James’s essay shows that involving the state further in higher education — and allowing our institutions of higher education such a central role in our culture — is dangerous even for would-be intellectuals. We risk making the external markers of a cultivated mind seem more important than knowledge itself, even though such a mind will make itself known with or without a formal credential.

Instead, we should revive America’s extensive history of autodidacticism. The Narrative of the Life of Frederick Douglass describes its eponymous author’s tireless efforts to learn to read and orate, a desire inextricably linked with his longing for freedom. Abraham Lincoln famously had only a few months of organized schooling, but in his youth, he read nearly every book he could get his hands on. Benjamin Franklin, who was perhaps the truest polymath of the Founding period, founded his own public library to ensure himself access to all manner of knowledge.

This project was not limited to a few men of extraordinary natural gifts, nor to those in what we would today see as white-collar jobs. One study in 1800, long before most people had access to substantial public education, found that almost all Americans were literate. The Pilgrim’s Progress, the McGuffey readers, various works of Shakespeare, and, of course, the Bible were shared cultural touchpoints for the nascent American republic. Lyceums and philosophical societies developed quickly in cities, and the Chautauqua movement of the late 1800s brought traveling lecturers to the countryside.

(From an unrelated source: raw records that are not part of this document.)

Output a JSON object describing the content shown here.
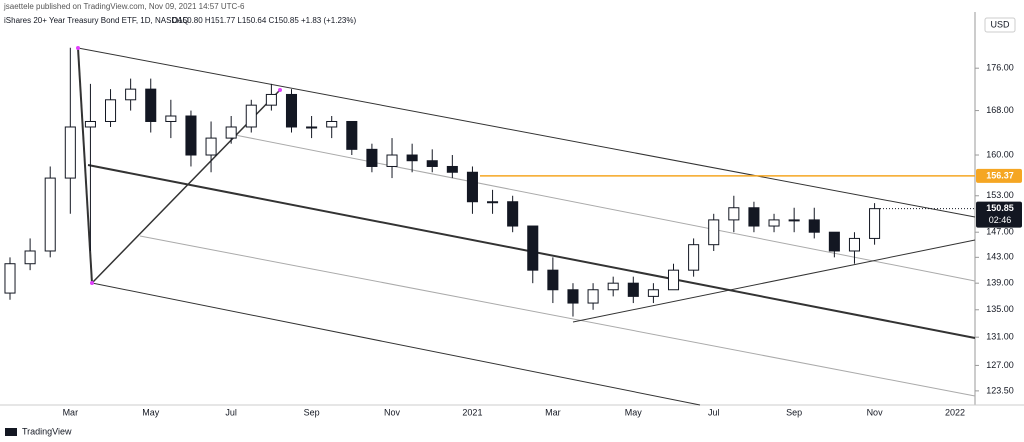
{
  "chart_data": {
    "type": "candlestick",
    "publisher": "jsaettele published on TradingView.com, Nov 09, 2021 14:57 UTC-6",
    "title": "iShares 20+ Year Treasury Bond ETF, 1D, NASDAQ",
    "ohlc_summary": "O150.80 H151.77 L150.64 C150.85 +1.83 (+1.23%)",
    "currency": "USD",
    "footer": "TradingView",
    "categories": [
      null,
      null,
      null,
      "Mar",
      null,
      null,
      null,
      "May",
      null,
      null,
      null,
      "Jul",
      null,
      null,
      null,
      "Sep",
      null,
      null,
      null,
      "Nov",
      null,
      null,
      null,
      "2021",
      null,
      null,
      null,
      "Mar",
      null,
      null,
      null,
      "May",
      null,
      null,
      null,
      "Jul",
      null,
      null,
      null,
      "Sep",
      null,
      null,
      null,
      "Nov",
      null,
      null,
      null,
      "2022"
    ],
    "open": [
      137.5,
      142,
      144,
      156,
      165,
      166,
      170,
      172,
      166,
      167,
      160,
      163,
      165,
      169,
      171,
      165,
      165,
      166,
      161,
      158,
      160,
      159,
      158,
      157,
      152,
      152,
      148,
      141,
      138,
      136,
      138,
      139,
      137,
      138,
      141,
      145,
      149,
      151,
      148,
      149,
      149,
      147,
      144,
      146,
      null,
      null,
      null,
      null
    ],
    "high": [
      143,
      146,
      158,
      180,
      173,
      172,
      174,
      174,
      170,
      168,
      166,
      167,
      170,
      173,
      172,
      167,
      167,
      166,
      162,
      163,
      162,
      161,
      160,
      158,
      154,
      153,
      148,
      143,
      139,
      139,
      140,
      140,
      139,
      142,
      146,
      150,
      153,
      152,
      150,
      151,
      151,
      147,
      147,
      151.77,
      null,
      null,
      null,
      null
    ],
    "low": [
      136.5,
      141,
      143,
      150,
      144,
      165,
      168,
      164,
      163,
      158,
      157,
      162,
      164,
      168,
      164,
      163,
      163,
      160,
      157,
      156,
      157,
      157,
      156,
      150,
      150,
      147,
      139,
      136,
      134,
      135,
      137,
      136,
      136,
      138,
      140,
      144,
      147,
      147,
      147,
      147,
      146,
      143,
      142,
      145,
      null,
      null,
      null,
      null
    ],
    "close": [
      142,
      144,
      156,
      165,
      166,
      170,
      172,
      166,
      167,
      160,
      163,
      165,
      169,
      171,
      165,
      165,
      166,
      161,
      158,
      160,
      159,
      158,
      157,
      152,
      152,
      148,
      141,
      138,
      136,
      138,
      139,
      137,
      138,
      141,
      145,
      149,
      151,
      148,
      149,
      149,
      147,
      144,
      146,
      150.85,
      null,
      null,
      null,
      null
    ],
    "log_scale": true,
    "ylim": [
      121.6,
      187.2
    ],
    "yticks": [
      {
        "value": 123.5,
        "label": "123.50"
      },
      {
        "value": 127,
        "label": "127.00"
      },
      {
        "value": 131,
        "label": "131.00"
      },
      {
        "value": 135,
        "label": "135.00"
      },
      {
        "value": 139,
        "label": "139.00"
      },
      {
        "value": 143,
        "label": "143.00"
      },
      {
        "value": 147,
        "label": "147.00"
      },
      {
        "value": 153,
        "label": "153.00"
      },
      {
        "value": 160,
        "label": "160.00"
      },
      {
        "value": 168,
        "label": "168.00"
      },
      {
        "value": 176,
        "label": "176.00"
      }
    ],
    "horizontal_level": {
      "value": 156.37,
      "color": "#f5a623"
    },
    "last_price": 150.85,
    "countdown": "02:46"
  }
}
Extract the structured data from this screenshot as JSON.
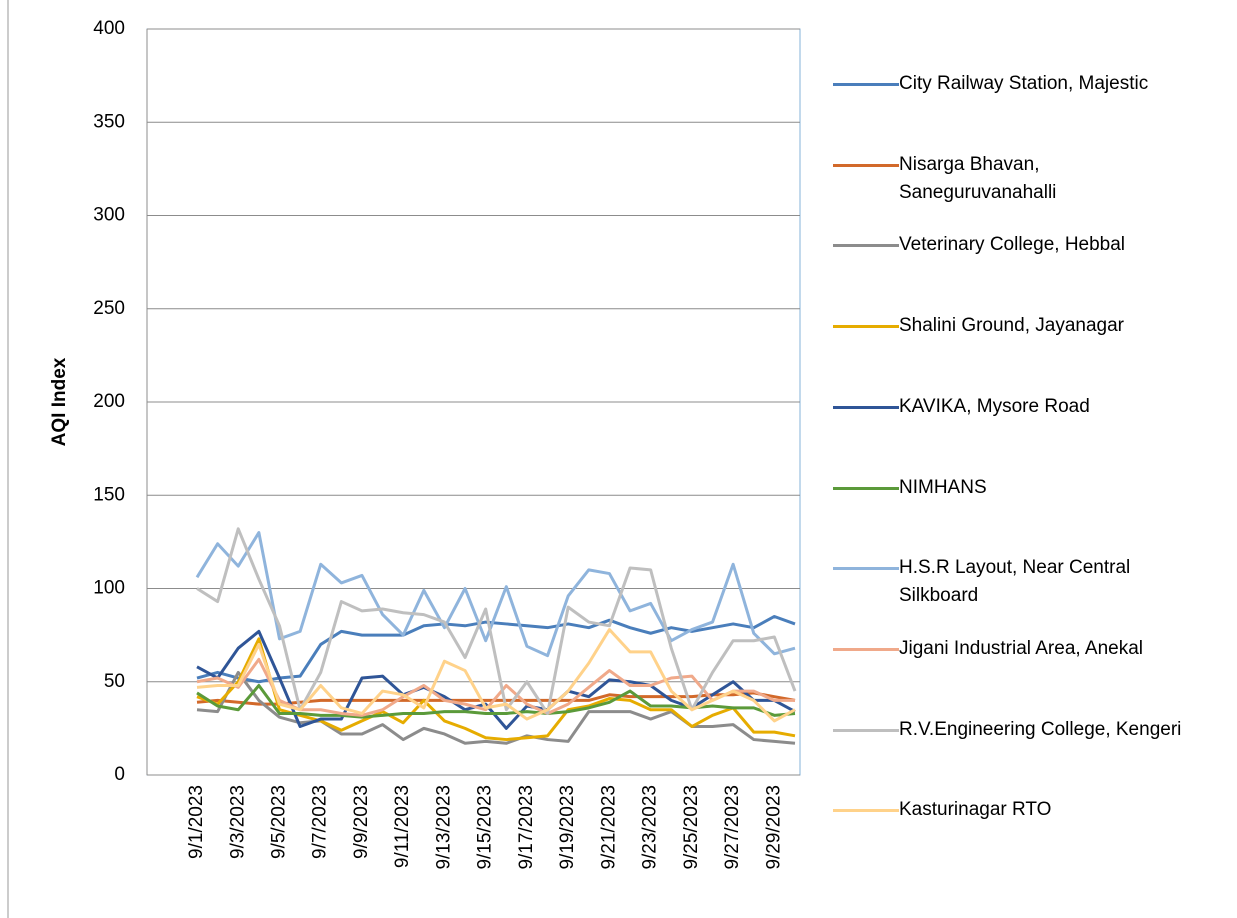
{
  "chart_data": {
    "type": "line",
    "y_label": "AQI Index",
    "categories": [
      "9/1/2023",
      null,
      "9/3/2023",
      null,
      "9/5/2023",
      null,
      "9/7/2023",
      null,
      "9/9/2023",
      null,
      "9/11/2023",
      null,
      "9/13/2023",
      null,
      "9/15/2023",
      null,
      "9/17/2023",
      null,
      "9/19/2023",
      null,
      "9/21/2023",
      null,
      "9/23/2023",
      null,
      "9/25/2023",
      null,
      "9/27/2023",
      null,
      "9/29/2023",
      null
    ],
    "ylim": [
      0,
      400
    ],
    "yticks": [
      0,
      50,
      100,
      150,
      200,
      250,
      300,
      350,
      400
    ],
    "grid": true,
    "legend": "right",
    "series": [
      {
        "name": "City Railway Station, Majestic",
        "color": "#4a7ebb",
        "values": [
          52,
          55,
          52,
          50,
          52,
          53,
          70,
          77,
          75,
          75,
          75,
          80,
          81,
          80,
          82,
          81,
          80,
          79,
          81,
          79,
          83,
          79,
          76,
          79,
          77,
          79,
          81,
          79,
          85,
          81
        ]
      },
      {
        "name": "Nisarga Bhavan, Saneguruvanahalli",
        "color": "#d2692a",
        "values": [
          39,
          40,
          39,
          38,
          38,
          39,
          40,
          40,
          40,
          40,
          40,
          40,
          40,
          40,
          40,
          40,
          40,
          40,
          40,
          40,
          43,
          42,
          42,
          42,
          42,
          43,
          43,
          44,
          42,
          40
        ]
      },
      {
        "name": "Veterinary College, Hebbal",
        "color": "#8c8c8c",
        "values": [
          35,
          34,
          55,
          40,
          31,
          28,
          29,
          22,
          22,
          27,
          19,
          25,
          22,
          17,
          18,
          17,
          21,
          19,
          18,
          34,
          34,
          34,
          30,
          34,
          26,
          26,
          27,
          19,
          18,
          17
        ]
      },
      {
        "name": "Shalini Ground, Jayanagar",
        "color": "#e6ac00",
        "values": [
          42,
          38,
          50,
          73,
          35,
          32,
          29,
          24,
          29,
          34,
          28,
          40,
          29,
          25,
          20,
          19,
          20,
          21,
          35,
          37,
          41,
          40,
          35,
          35,
          26,
          32,
          36,
          23,
          23,
          21
        ]
      },
      {
        "name": "KAVIKA, Mysore Road",
        "color": "#2f5597",
        "values": [
          58,
          52,
          68,
          77,
          52,
          26,
          30,
          30,
          52,
          53,
          43,
          47,
          42,
          35,
          38,
          25,
          37,
          35,
          45,
          42,
          51,
          50,
          48,
          40,
          36,
          43,
          50,
          40,
          40,
          34
        ]
      },
      {
        "name": "NIMHANS",
        "color": "#5b9a3a",
        "values": [
          44,
          37,
          35,
          48,
          33,
          33,
          32,
          32,
          31,
          32,
          33,
          33,
          34,
          34,
          33,
          33,
          34,
          33,
          34,
          36,
          39,
          45,
          37,
          37,
          36,
          37,
          36,
          36,
          32,
          33
        ]
      },
      {
        "name": "H.S.R Layout, Near Central Silkboard",
        "color": "#8fb4dc",
        "values": [
          106,
          124,
          112,
          130,
          73,
          77,
          113,
          103,
          107,
          86,
          75,
          99,
          79,
          100,
          72,
          101,
          69,
          64,
          96,
          110,
          108,
          88,
          92,
          72,
          78,
          82,
          113,
          76,
          65,
          68
        ]
      },
      {
        "name": "Jigani Industrial Area, Anekal",
        "color": "#f0a98a",
        "values": [
          50,
          52,
          47,
          62,
          40,
          35,
          35,
          33,
          32,
          35,
          42,
          48,
          40,
          38,
          35,
          48,
          38,
          33,
          38,
          47,
          56,
          48,
          48,
          52,
          53,
          40,
          45,
          45,
          40,
          40
        ]
      },
      {
        "name": "R.V.Engineering College, Kengeri",
        "color": "#bfbfbf",
        "values": [
          100,
          93,
          132,
          105,
          80,
          35,
          55,
          93,
          88,
          89,
          87,
          86,
          82,
          63,
          89,
          35,
          50,
          33,
          90,
          82,
          80,
          111,
          110,
          68,
          35,
          55,
          72,
          72,
          74,
          45
        ]
      },
      {
        "name": "Kasturinagar RTO",
        "color": "#ffd28a",
        "values": [
          47,
          48,
          48,
          70,
          38,
          35,
          48,
          36,
          33,
          45,
          43,
          36,
          61,
          56,
          36,
          38,
          30,
          35,
          45,
          60,
          78,
          66,
          66,
          45,
          35,
          40,
          45,
          40,
          29,
          35
        ]
      }
    ]
  }
}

More recently, great-books programs such as Hutchins’s and Adler’s curriculum for Encyclopedia Britannica and the Penguin Classics collection have made the Western tradition accessible to the average American household. Today, the internet gives us unparalleled access to the writings of great thinkers and the academics that have commented on them, largely for free.

College can help provide structure to intellectual exploration, of course, and I don’t mean to deny the value of having a mentor to help you grasp a difficult idea. But the man who is reliant on that assistance for his own development is likely to stop developing his mind the second he grasps his diploma.

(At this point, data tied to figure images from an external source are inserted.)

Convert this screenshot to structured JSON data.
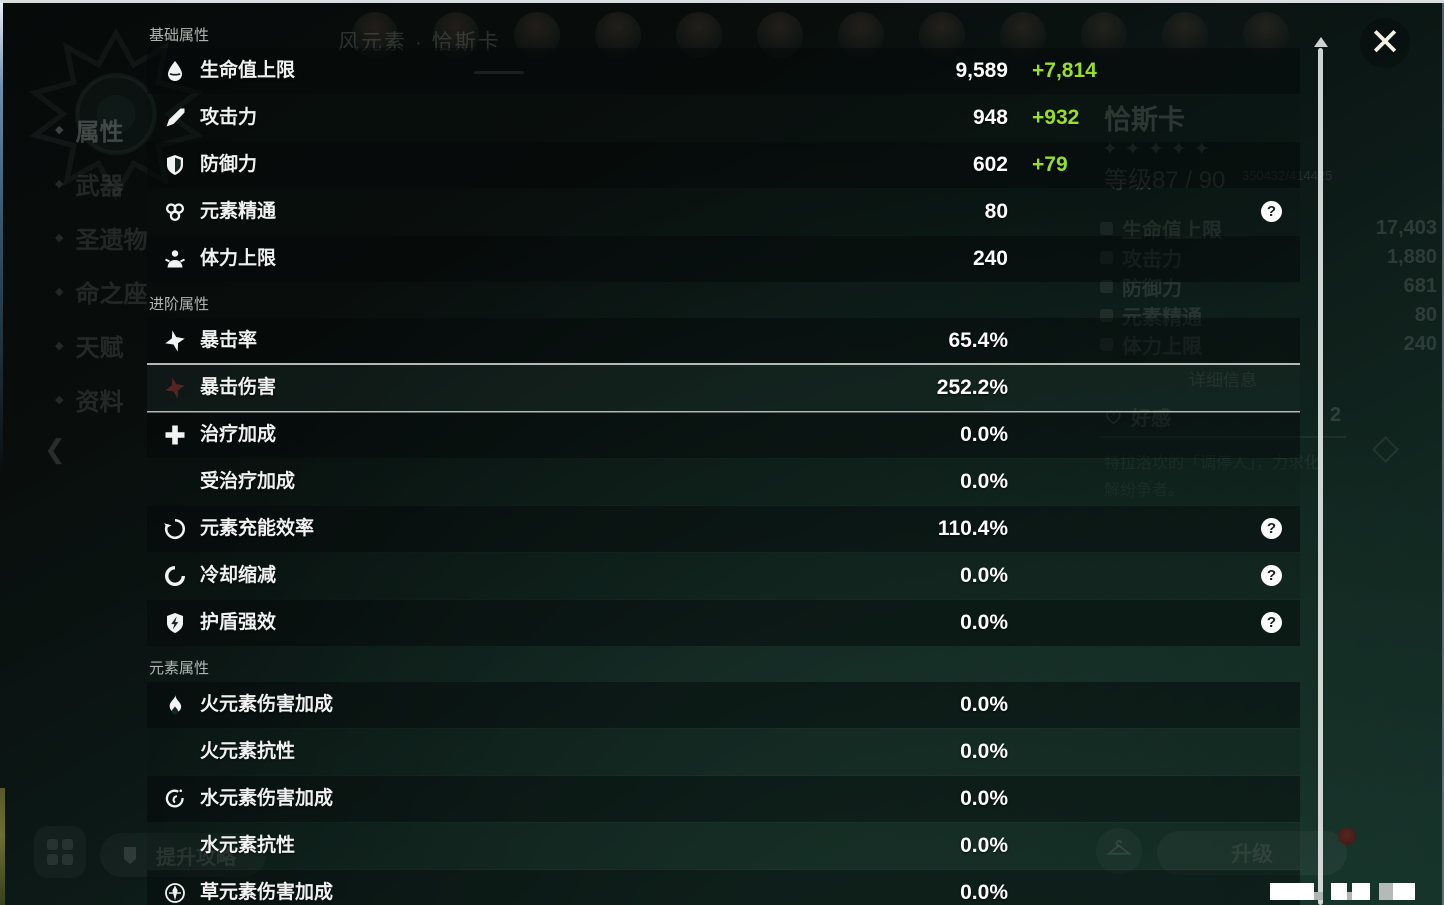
{
  "glyphs": {
    "star": "✦",
    "bullet": "◆",
    "help": "?",
    "close": "✕",
    "chevron_left": "❮"
  },
  "colors": {
    "bonus_green": "#98e01f"
  },
  "panel": {
    "sections": [
      {
        "title": "基础属性",
        "rows": [
          {
            "icon": "hp-icon",
            "label": "生命值上限",
            "value": "9,589",
            "bonus": "+7,814"
          },
          {
            "icon": "atk-icon",
            "label": "攻击力",
            "value": "948",
            "bonus": "+932"
          },
          {
            "icon": "def-icon",
            "label": "防御力",
            "value": "602",
            "bonus": "+79"
          },
          {
            "icon": "elemental-mastery-icon",
            "label": "元素精通",
            "value": "80",
            "help": true
          },
          {
            "icon": "stamina-icon",
            "label": "体力上限",
            "value": "240"
          }
        ]
      },
      {
        "title": "进阶属性",
        "rows": [
          {
            "icon": "crit-rate-icon",
            "label": "暴击率",
            "value": "65.4%"
          },
          {
            "icon": "crit-dmg-icon",
            "label": "暴击伤害",
            "value": "252.2%",
            "highlighted": true
          },
          {
            "icon": "healing-bonus-icon",
            "label": "治疗加成",
            "value": "0.0%"
          },
          {
            "icon": null,
            "label": "受治疗加成",
            "value": "0.0%"
          },
          {
            "icon": "energy-recharge-icon",
            "label": "元素充能效率",
            "value": "110.4%",
            "help": true
          },
          {
            "icon": "cooldown-icon",
            "label": "冷却缩减",
            "value": "0.0%",
            "help": true
          },
          {
            "icon": "shield-strength-icon",
            "label": "护盾强效",
            "value": "0.0%",
            "help": true
          }
        ]
      },
      {
        "title": "元素属性",
        "rows": [
          {
            "icon": "pyro-icon",
            "label": "火元素伤害加成",
            "value": "0.0%"
          },
          {
            "icon": null,
            "label": "火元素抗性",
            "value": "0.0%"
          },
          {
            "icon": "hydro-icon",
            "label": "水元素伤害加成",
            "value": "0.0%"
          },
          {
            "icon": null,
            "label": "水元素抗性",
            "value": "0.0%"
          },
          {
            "icon": "dendro-icon",
            "label": "草元素伤害加成",
            "value": "0.0%"
          }
        ]
      }
    ]
  },
  "background": {
    "element_label": "风元素 · 恰斯卡",
    "sidebar": [
      "属性",
      "武器",
      "圣遗物",
      "命之座",
      "天赋",
      "资料"
    ],
    "avatar_count": 12,
    "character": {
      "name": "恰斯卡",
      "stars": 5,
      "level_label": "等级87 / 90",
      "exp": "350432/414425"
    },
    "stats": [
      {
        "label": "生命值上限",
        "value": "17,403"
      },
      {
        "label": "攻击力",
        "value": "1,880"
      },
      {
        "label": "防御力",
        "value": "681"
      },
      {
        "label": "元素精通",
        "value": "80"
      },
      {
        "label": "体力上限",
        "value": "240"
      }
    ],
    "detail_header": "详细信息",
    "friendship_label": "好感",
    "friendship_value": "2",
    "description_lines": [
      "特拉洛坎的「调停人」，力求化",
      "解纷争者。"
    ],
    "promote_button": "提升攻略",
    "levelup_button": "升级"
  }
}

While we may find it prudent to ensure that all Americans share certain basic skills, we must not rely on government — or even colleges themselves — to complete our educations. Perhaps they can force-feed you your times tables and make you repeat ad nauseam that the mitochondria are the powerhouses of the cell. But education isn’t something a man gets, it’s something he does. Let’s relearn the great American virtue of doing for ourselves.

Alexander Hughes, a student at Harvard University, is a former National Review summer intern.